(Sept. 2) California could have its first marketable crop of gold kiwifruit this season as growers have adjusted growing practices to suit the new variety.

“This season could be a good one since the gold kiwi liked the heavy spring rains -- as long as the 105-degree weather (in July) does not affect them,” said Doug Phillips, president of Phillips Farms Marketing, Visalia, Calif.

California growers started grafting and planting gold kiwi about five years ago. Phillips grafted the gold variety in 2001 and planted more in 2004.

“There are a lot of cultural practices we had to learn, and the gold kiwis aren’t as tolerant (to heat) as the hayward,” Phillips said.

Karen Brux, North American general manager of Zespri International Ltd., Auckland, New Zealand, said Zespri will sell California-grown gold kiwifruit domestically this fall.

The variety will be harvested in early October, Brux said.


Finding the right ground for the gold kiwi has been difficult.

“It hasn’t done so well in California. There wasn’t any research on growing it here (when they were planted),” said Barbara Windmiller, assistant manager for the California Kiwifruit Commission, Sacramento.

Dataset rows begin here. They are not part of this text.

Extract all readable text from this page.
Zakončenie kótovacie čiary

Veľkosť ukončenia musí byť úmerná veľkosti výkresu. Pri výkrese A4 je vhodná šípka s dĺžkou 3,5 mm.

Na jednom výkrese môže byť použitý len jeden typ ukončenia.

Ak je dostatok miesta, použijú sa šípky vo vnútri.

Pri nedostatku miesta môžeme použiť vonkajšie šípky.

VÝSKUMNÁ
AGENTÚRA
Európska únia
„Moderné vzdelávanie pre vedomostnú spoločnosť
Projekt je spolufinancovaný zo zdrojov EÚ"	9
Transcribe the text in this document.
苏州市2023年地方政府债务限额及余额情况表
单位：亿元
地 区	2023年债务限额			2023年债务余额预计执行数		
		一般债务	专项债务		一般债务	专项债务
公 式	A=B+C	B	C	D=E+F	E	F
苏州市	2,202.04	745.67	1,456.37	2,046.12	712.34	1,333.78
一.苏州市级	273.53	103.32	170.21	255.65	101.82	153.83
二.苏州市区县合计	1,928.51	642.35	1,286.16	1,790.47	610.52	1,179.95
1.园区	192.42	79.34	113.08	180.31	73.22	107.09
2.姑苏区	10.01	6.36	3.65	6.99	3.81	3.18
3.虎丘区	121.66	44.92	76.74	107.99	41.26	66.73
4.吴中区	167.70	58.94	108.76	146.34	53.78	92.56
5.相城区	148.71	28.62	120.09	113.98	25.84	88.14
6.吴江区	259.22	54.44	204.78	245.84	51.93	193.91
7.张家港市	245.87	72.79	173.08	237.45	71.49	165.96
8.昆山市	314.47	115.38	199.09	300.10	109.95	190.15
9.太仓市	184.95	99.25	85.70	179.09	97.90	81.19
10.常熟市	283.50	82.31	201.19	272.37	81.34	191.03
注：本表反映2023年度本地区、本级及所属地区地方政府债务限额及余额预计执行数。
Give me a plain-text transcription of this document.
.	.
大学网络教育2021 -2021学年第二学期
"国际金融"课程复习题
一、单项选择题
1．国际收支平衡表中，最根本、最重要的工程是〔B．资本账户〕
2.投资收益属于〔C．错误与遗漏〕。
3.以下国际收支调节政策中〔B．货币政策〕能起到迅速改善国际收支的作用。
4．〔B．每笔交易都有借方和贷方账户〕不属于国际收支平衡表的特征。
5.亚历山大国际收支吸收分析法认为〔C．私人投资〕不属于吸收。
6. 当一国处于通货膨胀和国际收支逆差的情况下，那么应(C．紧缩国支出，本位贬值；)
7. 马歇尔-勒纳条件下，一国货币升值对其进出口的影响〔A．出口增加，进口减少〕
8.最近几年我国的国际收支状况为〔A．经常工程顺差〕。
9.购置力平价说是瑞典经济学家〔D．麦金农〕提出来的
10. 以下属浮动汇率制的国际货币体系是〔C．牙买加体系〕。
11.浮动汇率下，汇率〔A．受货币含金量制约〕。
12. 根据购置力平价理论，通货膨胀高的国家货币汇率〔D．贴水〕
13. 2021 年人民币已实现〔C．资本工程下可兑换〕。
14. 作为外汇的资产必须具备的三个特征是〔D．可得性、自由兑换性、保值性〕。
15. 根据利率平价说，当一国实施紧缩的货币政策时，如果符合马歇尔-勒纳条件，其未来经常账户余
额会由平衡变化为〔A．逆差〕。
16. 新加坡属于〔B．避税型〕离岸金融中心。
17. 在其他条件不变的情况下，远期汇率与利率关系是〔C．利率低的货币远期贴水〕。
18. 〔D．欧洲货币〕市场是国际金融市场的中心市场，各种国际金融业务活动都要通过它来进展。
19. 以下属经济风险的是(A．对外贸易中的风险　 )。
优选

An example of adjustments that growers make is Phillips Farms’ installation of additional foggers in his gold kiwi vineyards.

The foggers shoot mist up, cooling the air and raising the humidity levels, two things the variety likes, he said.

Production continues to grow, industry members say.

California is increasing every year in gold kiwi production, said Chris Kragie, sales manager for Western Fresh Marketing, Madera, Calif.

“This year is expected to the telltale year for the gold variety,” Windmiller said.


Phillips said the most difficult problem with the gold variety is getting a uniform yellow-flesh color. Warmer Central Valley temperatures make it difficult to achieve this.

But there may be a solution.

Equipment is being used in New Zealand to detect the flesh color inside kiwis, Phillips said, using near infrared technology. The technology is used in Washington to sort apples, he said.

Phillips is working to gain access to the equipment this season.

“This would allow fruit to be sorted based on internal color. Fruit that is pale yellow or green can be conditioned,” Phillips said. “In the case of the kiwi, this is perfect technology.”